While many people have an idea of what the average service member looks like, not many realize that some service members have four legs. From being on the front lines during World War I to detecting improvised explosive devices (IED) in Afghanistan, military working dogs (MWD) have been used to help service members win battles for generations. After years of being loyal partners, there comes a time for them to retire and become pets.
A MWD normally begins their training between the ages of 1-3. Some dogs maintain an efficient work ethic up to the ages of over 10, however others retire between the ages of 7-9 based on their overall effectiveness at working. A MWD can retire for a few reasons including age, medical conditions or an overall decrease in effectiveness. After retirement, the dog is eligible to be adopted by a previous handler.
“The adoption of a MWD is a very emotional and happy time for the previous handler when they finally get to bring their working dog home,” said Sgt. Darren Groseclose, a MWD handler with 2nd Law Enforcement Battalion. “The priority of who gets to adopt the MWD is based on time served with the MWD. For some reason, if a previous handler is unable to adopt the MWD then the Marine with the second most time served with the MWD will be eligible to adopt him/her.”
The process of adopting an MWD consists of a handful of things and can be completed from start to finish in approximately 20-30 working days.
“The biggest thing to ensure is that an MWD that was trained to bite no longer has the desire to do so,” Groseclose said. “A vet screening is done to ensure that all MWDs are fixed prior to adoption. They also include a workload of paperwork ranging from the commands authorizing the disposition of the MWD, 6 months of the MWD’s documented training records, a video of the MWD not showing aggressive behaviors and an adoption packet submitted by the adoptee.”

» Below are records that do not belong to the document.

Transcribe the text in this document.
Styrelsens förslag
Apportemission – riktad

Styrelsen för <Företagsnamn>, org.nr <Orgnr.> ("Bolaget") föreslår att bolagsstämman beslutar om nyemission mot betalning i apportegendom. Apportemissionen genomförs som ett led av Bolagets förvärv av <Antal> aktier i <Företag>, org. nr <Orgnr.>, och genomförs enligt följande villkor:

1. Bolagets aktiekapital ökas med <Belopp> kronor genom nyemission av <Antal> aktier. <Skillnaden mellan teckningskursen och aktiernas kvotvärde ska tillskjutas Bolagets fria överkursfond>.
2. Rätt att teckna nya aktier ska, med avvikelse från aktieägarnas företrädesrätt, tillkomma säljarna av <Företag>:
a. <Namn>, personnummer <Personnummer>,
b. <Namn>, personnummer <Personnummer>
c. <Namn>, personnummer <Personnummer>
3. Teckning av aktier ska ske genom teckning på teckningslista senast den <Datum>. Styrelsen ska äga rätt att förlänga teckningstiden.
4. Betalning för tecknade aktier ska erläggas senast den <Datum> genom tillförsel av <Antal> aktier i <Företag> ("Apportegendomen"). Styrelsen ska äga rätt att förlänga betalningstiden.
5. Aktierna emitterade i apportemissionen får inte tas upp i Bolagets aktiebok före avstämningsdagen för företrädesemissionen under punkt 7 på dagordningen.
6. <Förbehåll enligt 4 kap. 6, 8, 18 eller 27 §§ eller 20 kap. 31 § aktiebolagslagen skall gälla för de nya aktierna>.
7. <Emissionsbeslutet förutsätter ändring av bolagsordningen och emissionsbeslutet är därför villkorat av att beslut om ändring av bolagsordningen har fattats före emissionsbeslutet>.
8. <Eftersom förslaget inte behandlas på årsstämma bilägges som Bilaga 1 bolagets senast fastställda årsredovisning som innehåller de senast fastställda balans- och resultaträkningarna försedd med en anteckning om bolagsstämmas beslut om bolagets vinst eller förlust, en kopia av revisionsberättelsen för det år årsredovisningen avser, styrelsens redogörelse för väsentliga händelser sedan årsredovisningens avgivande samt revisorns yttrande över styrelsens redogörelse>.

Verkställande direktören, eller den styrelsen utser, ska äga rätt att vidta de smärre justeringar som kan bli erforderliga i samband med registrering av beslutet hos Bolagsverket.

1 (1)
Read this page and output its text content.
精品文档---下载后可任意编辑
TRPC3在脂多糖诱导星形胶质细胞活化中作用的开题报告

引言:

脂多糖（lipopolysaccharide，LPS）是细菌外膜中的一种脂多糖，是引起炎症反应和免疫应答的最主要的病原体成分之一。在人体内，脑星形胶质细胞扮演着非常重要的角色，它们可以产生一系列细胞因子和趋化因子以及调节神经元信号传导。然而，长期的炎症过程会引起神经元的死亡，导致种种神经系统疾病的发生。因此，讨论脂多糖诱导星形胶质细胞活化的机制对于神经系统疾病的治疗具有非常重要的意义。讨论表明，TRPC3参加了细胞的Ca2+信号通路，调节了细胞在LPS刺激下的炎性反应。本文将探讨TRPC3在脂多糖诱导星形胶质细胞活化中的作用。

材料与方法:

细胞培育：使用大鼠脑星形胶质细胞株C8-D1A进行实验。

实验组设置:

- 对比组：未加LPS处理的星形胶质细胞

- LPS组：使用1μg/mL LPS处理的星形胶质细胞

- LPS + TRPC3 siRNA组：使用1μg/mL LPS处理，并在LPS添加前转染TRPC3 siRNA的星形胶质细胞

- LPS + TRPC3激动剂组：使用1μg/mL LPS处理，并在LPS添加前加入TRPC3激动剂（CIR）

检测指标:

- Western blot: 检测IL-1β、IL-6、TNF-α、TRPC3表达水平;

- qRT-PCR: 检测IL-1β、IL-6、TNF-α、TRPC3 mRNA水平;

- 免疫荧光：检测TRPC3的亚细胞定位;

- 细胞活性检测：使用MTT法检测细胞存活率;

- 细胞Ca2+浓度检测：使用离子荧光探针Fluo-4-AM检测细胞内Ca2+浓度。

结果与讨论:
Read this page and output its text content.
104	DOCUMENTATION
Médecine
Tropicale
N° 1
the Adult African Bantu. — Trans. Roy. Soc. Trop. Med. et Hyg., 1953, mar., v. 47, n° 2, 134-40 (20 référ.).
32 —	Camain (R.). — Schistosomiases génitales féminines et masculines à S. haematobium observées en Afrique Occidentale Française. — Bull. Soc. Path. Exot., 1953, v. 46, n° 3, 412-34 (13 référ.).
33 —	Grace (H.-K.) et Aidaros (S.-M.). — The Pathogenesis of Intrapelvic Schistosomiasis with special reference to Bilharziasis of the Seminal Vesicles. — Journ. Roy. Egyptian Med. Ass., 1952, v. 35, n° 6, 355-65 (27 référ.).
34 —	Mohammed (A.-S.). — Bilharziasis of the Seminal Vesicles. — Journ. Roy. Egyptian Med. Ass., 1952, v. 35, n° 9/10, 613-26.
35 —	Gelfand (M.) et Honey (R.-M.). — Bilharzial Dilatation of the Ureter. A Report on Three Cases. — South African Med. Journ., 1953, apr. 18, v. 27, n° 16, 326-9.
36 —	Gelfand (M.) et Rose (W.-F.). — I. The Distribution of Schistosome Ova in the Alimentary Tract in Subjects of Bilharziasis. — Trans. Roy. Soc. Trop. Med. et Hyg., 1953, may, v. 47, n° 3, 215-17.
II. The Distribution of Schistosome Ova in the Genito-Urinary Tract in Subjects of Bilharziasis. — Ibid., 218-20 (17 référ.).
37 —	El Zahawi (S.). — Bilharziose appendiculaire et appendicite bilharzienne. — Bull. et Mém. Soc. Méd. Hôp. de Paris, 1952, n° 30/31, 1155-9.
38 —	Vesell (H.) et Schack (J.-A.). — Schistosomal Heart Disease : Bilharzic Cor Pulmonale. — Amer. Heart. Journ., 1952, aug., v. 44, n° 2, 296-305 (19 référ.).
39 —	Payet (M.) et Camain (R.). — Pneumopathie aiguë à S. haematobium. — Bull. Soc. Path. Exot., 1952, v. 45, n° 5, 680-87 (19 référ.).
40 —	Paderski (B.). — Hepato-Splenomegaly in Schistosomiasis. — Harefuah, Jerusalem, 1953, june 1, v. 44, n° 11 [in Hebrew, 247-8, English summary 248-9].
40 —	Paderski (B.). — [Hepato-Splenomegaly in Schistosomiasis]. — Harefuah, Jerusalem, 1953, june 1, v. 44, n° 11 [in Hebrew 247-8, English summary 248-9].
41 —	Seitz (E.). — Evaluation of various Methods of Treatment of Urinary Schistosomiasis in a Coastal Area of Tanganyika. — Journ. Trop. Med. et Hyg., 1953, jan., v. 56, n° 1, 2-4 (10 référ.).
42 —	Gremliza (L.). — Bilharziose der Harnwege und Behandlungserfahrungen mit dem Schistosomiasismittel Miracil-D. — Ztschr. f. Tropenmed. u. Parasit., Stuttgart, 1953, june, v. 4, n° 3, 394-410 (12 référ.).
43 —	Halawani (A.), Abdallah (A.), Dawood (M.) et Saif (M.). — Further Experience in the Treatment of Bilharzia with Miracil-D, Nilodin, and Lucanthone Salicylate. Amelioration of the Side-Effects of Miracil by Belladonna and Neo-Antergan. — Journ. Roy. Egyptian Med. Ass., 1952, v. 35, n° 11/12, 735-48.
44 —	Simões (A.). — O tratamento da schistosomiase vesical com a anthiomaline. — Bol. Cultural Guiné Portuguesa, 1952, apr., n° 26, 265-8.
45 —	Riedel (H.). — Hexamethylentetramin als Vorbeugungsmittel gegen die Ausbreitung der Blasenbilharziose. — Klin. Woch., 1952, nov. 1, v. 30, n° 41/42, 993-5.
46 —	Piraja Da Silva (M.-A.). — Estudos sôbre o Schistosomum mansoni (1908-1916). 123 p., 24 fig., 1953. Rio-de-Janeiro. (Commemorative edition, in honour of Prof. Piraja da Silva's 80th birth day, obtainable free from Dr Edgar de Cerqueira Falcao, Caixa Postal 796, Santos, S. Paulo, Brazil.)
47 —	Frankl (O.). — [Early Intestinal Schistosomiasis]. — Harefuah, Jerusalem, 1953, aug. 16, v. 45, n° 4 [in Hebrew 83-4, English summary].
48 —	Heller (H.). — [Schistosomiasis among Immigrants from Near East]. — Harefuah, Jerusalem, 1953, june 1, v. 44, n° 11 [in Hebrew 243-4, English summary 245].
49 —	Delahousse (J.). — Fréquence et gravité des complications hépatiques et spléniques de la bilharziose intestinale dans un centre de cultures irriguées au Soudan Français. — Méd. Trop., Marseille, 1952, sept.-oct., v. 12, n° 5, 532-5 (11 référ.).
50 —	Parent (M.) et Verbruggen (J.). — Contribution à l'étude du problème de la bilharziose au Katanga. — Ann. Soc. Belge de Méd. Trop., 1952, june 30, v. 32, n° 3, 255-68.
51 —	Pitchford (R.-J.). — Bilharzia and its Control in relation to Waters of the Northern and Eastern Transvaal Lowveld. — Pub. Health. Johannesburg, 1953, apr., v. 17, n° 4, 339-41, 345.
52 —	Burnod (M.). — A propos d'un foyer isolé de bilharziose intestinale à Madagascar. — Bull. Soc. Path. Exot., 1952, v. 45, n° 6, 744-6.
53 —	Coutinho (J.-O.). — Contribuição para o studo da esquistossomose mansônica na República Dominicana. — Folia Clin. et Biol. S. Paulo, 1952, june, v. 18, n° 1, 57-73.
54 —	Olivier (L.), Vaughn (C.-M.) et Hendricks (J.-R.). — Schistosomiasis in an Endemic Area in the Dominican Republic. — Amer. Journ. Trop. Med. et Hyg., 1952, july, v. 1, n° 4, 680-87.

As a MWD waits for their adoption to be processed, they will still be taken out for physical conditioning on a daily basis. The MWD will still be seen by a vet on a monthly basis with the only difference being they won't be taken to training or team building.
“Once the MWD is officially retired, the dog goes to, what we in the MWD community call, Camp Couch - their forever home,” Groseclose said. “As far as responsibilities for the adopter, giving the MWD a loving home and caring for it is all that is required.”